On presentation orthopaedic cases have diagnostic x-rays taken either after the initial consult under sedation, or prior to a surgical procedure under general anaesthesia. These x-rays not only determine the orthopaedic procedure required, they also allow for measurements to be taken in order to select the appropriate sized implants.
The patient is then moved through to the prep area in which the patient is prepared either by a theatre nurse or one of our theatre assistants. This involves clipping the surgical site and an initial skin scrub with chlorhexidine.
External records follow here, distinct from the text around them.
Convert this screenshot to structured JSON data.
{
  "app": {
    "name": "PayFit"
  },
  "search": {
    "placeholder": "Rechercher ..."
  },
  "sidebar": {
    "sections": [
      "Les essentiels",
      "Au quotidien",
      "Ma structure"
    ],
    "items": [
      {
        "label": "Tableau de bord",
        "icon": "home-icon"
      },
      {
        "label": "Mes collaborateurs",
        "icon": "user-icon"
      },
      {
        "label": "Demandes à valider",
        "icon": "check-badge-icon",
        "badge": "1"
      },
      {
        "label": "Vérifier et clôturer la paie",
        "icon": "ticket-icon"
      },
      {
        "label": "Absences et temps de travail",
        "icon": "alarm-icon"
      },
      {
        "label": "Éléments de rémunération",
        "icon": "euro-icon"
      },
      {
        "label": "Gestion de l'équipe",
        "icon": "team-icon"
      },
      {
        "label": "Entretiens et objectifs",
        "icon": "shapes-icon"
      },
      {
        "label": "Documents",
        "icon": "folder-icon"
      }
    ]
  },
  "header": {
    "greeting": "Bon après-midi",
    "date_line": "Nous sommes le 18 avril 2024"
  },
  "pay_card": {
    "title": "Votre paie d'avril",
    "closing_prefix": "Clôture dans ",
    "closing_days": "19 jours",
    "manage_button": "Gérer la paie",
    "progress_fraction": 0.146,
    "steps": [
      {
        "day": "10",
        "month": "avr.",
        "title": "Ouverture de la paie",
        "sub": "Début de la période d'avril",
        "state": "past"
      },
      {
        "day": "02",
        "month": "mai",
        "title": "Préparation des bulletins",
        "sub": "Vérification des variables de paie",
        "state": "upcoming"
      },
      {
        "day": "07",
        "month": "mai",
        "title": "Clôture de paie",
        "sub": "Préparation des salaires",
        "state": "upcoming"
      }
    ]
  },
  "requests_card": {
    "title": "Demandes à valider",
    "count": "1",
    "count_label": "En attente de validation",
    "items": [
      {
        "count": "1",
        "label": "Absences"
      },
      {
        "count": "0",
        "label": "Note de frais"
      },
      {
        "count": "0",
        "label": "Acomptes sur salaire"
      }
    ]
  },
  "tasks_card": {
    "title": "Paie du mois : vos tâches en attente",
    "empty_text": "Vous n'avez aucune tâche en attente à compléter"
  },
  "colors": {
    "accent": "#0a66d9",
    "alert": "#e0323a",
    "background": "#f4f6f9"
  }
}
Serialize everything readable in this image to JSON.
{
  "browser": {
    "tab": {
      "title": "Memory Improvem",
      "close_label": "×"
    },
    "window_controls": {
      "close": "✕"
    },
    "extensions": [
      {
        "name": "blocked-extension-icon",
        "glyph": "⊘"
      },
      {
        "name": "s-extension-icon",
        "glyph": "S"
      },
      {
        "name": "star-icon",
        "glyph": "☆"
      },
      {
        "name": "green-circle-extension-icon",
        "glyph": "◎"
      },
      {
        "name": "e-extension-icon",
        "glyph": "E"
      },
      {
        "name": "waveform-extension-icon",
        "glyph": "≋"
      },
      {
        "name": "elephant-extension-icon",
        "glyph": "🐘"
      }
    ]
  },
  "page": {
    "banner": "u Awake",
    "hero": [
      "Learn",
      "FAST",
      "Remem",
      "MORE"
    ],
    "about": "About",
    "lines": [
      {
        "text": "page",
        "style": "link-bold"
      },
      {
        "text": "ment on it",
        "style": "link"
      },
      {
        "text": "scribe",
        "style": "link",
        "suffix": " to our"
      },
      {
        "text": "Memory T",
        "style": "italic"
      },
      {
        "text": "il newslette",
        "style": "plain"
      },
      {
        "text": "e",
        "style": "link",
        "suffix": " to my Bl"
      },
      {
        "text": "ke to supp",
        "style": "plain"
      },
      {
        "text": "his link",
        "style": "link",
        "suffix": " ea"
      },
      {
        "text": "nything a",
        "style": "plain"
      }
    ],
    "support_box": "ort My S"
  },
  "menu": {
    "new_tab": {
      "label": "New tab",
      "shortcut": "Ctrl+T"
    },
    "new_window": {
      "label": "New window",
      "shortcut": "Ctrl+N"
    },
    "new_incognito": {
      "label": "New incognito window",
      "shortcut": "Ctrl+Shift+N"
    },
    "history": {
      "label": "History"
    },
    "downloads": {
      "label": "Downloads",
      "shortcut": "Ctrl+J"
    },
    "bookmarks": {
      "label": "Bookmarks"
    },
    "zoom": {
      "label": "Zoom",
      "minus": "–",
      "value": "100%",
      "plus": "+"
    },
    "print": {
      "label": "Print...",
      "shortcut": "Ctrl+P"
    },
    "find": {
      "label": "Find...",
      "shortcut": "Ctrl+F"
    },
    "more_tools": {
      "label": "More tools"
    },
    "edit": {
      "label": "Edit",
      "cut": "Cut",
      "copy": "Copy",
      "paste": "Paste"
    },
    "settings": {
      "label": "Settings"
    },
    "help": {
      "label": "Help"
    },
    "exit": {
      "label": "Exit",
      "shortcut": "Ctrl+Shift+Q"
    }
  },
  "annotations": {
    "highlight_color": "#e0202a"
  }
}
Lola was an appropriate candidate for a nerve block in which one of our anaesthetists carried out a femoral-sciatic block to provide analgesia throughout.
The patient is then transferred through to theatre; positioned and a final skin scrub is carried out. We have surgical interns and residents who often work alongside our surgeons to help prepare the patient, theatre and to assist with the surgery.
Post op x-rays are always carried out after every orthopaedic procedure to ensure correct positioning of the implants.
Following a procedure patients are transferred down to wards and handed over to designated nurses to be monitored during recovery.